Bolton Abbey Parish Magazine

February 2019

Valentine – the Bare Bones

Valentine was a fourth century Roman soldier destined for high rank. He gave up worshipping the Roman gods once he had converted to Christianity. It was not a good career move. As soon as the Emperor got wind of it, Valentine was arrested, imprisoned and subsequently martyred for his new faith. That much is probably true. The rest of Valentine’s story is long on legend, short on facts. One legend says that whilst in prison Valentine took a shine to the jailer’s daughter, sending her a written message – the first Valentine greeting.

Valentine was buried in Rome, but eventually his bones, or at least some of them, were dug up and later turned up in France. There they were looked after for centuries by a wealthy Roman Catholic family. Over time that family dwindled until the last surviving member no longer wanted the responsibility of caring for ‘dem dry bones’. So about 160 years ago he passed the buck, or rather the casket, to some Franciscan friars who were building a church in Glasgow. That is where Valentine’s bones rested until 1993. During the upheaval caused by renovation work on the church, the bones were kept in a cardboard box on top of a wardrobe. Now that really is no way to treat what is left of a saint. Hence the bones had to be on their way again. They finally came to rest in Blessed John Duns Scotus church in Glasgow. Having a bit of Valentine – some say just the forearm – in Glasgow has led to it being dubbed unofficially ‘the City of Love’. On Valentine’s Day a statuette of the saint is placed beside the relic and decorated with red roses. And it’s not unknown for marriage proposals to be made in front of the ornate chest containing the bone/s. A former rector said, ‘They just come in, and you see one of them get down on the knee’.

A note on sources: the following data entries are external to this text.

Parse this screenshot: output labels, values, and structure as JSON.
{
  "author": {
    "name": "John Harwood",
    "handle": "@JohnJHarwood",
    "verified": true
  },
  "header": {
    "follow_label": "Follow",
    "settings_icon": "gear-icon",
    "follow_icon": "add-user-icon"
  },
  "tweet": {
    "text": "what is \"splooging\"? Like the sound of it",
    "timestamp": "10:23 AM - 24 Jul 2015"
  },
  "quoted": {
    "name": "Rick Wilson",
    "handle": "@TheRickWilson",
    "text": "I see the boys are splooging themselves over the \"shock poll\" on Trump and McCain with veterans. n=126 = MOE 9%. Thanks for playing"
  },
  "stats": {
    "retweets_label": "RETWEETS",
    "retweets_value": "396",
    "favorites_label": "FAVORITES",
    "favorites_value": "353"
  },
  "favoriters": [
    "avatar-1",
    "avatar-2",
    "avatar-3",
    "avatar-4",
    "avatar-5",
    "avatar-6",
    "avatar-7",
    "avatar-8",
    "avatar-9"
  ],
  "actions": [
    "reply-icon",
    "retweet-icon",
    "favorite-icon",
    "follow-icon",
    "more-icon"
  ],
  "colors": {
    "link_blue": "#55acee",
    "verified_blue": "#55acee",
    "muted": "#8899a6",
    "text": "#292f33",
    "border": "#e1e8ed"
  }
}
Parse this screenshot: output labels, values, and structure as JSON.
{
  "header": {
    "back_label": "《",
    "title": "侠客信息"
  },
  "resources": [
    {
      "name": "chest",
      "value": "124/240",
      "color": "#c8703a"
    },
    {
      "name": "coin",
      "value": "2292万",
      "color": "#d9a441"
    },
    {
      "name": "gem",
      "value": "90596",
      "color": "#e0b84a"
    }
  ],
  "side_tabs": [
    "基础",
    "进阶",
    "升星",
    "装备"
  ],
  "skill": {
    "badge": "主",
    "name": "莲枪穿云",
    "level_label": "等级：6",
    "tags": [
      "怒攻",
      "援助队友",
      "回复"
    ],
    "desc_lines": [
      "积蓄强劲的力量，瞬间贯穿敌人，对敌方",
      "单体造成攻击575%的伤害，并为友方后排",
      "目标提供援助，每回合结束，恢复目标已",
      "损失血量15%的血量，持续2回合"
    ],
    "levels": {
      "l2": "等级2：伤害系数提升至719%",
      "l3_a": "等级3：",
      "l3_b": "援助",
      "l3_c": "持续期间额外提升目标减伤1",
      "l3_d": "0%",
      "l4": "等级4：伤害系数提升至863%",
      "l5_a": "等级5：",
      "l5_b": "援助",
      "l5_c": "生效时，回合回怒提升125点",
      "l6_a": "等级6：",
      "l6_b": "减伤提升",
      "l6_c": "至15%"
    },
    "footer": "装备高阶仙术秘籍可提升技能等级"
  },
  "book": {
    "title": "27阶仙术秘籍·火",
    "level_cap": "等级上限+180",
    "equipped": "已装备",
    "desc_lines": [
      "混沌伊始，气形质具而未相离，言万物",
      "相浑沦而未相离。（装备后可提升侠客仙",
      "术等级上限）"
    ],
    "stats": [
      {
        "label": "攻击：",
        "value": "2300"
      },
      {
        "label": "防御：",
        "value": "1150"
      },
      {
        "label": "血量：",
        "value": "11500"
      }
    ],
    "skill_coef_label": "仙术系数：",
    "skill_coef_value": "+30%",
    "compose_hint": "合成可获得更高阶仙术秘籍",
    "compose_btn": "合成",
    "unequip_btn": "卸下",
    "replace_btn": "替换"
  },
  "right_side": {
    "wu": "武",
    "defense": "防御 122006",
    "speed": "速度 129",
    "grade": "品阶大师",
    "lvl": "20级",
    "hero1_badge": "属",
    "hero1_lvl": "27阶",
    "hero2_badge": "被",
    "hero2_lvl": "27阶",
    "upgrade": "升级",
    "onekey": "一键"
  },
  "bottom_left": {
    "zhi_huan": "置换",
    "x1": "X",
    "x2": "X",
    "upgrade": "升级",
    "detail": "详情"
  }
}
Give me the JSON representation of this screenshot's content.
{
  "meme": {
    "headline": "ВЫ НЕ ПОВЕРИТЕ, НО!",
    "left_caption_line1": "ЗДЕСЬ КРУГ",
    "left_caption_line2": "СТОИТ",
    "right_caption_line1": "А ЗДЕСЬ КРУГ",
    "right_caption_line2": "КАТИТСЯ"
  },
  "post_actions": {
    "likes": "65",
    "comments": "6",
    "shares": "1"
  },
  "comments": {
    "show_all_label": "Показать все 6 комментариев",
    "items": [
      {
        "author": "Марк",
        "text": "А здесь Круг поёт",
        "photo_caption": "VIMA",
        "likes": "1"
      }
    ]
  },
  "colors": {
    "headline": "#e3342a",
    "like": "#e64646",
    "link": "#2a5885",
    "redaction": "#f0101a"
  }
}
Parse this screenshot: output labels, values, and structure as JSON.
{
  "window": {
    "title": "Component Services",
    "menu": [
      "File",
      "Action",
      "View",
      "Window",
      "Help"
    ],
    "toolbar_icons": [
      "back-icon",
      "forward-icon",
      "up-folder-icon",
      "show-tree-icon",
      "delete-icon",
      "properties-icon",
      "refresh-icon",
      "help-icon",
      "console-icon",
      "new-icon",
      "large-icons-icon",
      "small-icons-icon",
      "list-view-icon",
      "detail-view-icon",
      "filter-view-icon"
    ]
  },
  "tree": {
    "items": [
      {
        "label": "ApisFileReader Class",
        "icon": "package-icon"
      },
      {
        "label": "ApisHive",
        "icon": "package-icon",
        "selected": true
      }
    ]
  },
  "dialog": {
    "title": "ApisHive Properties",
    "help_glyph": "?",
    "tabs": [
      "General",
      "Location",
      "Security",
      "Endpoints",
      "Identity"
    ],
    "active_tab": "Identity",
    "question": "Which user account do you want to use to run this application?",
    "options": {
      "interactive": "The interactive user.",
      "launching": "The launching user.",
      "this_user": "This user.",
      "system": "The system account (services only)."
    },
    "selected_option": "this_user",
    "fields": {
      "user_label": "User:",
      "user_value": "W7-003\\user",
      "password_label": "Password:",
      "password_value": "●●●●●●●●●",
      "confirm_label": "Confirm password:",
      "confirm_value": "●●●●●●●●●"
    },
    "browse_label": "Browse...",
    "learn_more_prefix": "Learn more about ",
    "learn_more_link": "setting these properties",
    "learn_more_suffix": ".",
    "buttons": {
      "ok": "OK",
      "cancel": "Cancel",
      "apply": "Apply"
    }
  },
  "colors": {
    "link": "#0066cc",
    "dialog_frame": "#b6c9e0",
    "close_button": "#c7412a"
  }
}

If Glasgow has only the forearm, where is the rest of Valentine? His skull is reckoned to be in Santa Maria Basilica, Rome, with further bones allegedly being deposited in Whitefriars Street Carmelite church in Dublin, and other bits and pieces in France, Malta, and the Czech Republic. Have you checked your shed?

Love, they say, makes the world go round. So perhaps it’s appropriate that Valentine’s bones seem to have gone round with it.